ODE A L'AMOUR
Lorsque les anciens Grecs parlaient de "la
poétesse", ils voulaient dire Sapho, exactement de la
même manière qu'ils voulaient dire Homère
quand ils parlaient "du poète". Elle fut une
présence réellement dominante dans la poésie
antique, non pas tant pour le caractère autobiographique de
ses poèmes que parce que les chants qu'elle écrivait
révèlent sa sensibilité pour le beau, une
recherche du meilleur, et une définition de "ce qu'il y a
de plus beau". Cet éternel désir humain est
transformé par Sapho en questions claires et directes, par
lesquelles est mesuré et défini l'objet du bonheur
humain.
Dans le poème qui suit, le concept de "ce qu'il y a de
plus beau" est incarné dans le personnage
d'Hélène, qui est vengée par la
poétesse en ce qu'elle suivait les volontés
d'Aphrodite.

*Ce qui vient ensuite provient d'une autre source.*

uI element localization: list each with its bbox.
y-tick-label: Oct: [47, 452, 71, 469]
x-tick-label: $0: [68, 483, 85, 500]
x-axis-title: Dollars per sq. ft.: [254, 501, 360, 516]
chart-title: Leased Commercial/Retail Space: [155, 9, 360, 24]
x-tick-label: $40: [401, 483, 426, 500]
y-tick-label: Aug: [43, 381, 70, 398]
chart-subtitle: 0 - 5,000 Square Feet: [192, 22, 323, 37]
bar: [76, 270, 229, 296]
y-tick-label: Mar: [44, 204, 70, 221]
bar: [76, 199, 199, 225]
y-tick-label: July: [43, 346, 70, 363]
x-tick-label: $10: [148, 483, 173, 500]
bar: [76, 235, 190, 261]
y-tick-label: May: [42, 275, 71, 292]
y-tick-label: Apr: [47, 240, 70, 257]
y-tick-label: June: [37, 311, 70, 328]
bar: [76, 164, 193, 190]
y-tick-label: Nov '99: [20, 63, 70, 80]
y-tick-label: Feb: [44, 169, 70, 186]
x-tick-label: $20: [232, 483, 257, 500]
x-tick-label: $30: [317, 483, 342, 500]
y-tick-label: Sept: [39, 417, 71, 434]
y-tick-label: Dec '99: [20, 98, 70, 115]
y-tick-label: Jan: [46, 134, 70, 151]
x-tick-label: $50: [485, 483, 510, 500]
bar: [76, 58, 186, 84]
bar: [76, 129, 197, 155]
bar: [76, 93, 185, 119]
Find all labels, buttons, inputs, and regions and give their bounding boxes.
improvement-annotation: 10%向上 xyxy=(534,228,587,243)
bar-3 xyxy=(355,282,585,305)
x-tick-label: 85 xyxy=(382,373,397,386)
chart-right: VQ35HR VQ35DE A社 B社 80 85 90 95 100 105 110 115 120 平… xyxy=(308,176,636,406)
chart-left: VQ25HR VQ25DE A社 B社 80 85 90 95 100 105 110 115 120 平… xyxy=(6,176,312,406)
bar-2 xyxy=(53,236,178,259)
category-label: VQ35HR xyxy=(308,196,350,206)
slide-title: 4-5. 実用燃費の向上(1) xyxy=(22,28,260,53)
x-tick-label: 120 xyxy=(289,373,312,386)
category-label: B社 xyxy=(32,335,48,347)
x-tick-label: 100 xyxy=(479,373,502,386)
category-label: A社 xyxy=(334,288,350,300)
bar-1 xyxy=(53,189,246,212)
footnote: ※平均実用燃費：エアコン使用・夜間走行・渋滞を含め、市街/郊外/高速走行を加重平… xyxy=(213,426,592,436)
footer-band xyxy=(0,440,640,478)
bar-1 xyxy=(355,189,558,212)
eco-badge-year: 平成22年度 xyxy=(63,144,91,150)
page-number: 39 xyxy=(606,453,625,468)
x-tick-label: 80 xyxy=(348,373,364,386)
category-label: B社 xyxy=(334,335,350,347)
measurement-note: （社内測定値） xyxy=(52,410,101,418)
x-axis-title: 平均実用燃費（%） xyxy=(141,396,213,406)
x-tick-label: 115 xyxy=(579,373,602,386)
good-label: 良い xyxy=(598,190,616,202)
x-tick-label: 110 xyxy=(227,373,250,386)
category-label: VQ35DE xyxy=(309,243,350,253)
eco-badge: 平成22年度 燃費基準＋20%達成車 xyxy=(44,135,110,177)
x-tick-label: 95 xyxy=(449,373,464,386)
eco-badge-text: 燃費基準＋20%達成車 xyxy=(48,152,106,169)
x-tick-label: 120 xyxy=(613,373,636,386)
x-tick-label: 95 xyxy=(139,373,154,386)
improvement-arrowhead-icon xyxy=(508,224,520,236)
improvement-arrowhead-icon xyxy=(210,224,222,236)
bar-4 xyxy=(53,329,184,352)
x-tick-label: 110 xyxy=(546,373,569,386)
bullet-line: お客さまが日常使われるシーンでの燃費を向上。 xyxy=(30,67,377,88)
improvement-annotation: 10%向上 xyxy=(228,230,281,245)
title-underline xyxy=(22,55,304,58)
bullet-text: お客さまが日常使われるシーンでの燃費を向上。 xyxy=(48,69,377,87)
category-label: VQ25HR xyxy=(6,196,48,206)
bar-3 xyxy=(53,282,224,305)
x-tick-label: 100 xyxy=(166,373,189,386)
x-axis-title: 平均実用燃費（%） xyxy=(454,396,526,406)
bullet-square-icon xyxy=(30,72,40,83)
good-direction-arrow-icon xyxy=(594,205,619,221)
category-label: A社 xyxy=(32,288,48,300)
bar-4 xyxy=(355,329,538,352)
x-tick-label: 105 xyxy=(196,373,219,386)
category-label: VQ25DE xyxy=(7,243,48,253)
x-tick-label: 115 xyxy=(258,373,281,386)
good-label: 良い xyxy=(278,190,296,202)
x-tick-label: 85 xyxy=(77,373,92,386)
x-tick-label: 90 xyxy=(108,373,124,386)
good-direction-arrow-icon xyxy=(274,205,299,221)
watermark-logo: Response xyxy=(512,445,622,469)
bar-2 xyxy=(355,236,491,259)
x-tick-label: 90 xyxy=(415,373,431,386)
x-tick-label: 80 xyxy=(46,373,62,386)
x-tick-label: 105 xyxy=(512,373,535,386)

Le poème évolue ainsi d'un éloge
de la beauté vers une profession de foi en l'amour, dans sa
dimension la plus large et la plus libre, puisque tout ce que peut
aimer un être est défini comme "ce qu'il y a de plus
beau".
Les uns aiment la cavalerie, d'autres l'infanterie, d'autres la marine.
Pour moi, je crois qu'ici, sur cette terre noire,
Ce qui est le plus beau, c'est pour chacun ce qu'il aime.
Et il est simple, très simple de me comprendre :
Hélène, qui, pour la beauté ne se comparait à aucune mortelle,
A quitté son homme irréprochable,
Et lui détruisit Troie, ville sacrée, tout entière, pour la reprendre.
Elle oublia ses enfants, ses chers rejetons, parce que dans ses filets
Cypris l'avait enlevée.
Facile, facile est le cœur de l'homme
Il veut avoir dans l'instant ce que veut sa tête
Je me suis rappelé mon palais qui me manque.
J'aurais plus de joie à entendre sonner son pas
A voir la gloire splendide de son visage
Que les armes des Lydiens, les chars et les batailles.
Je sais, la perfection n'est pas de ce monde
Mais ce que nous poursuivons n'est que peu de chose.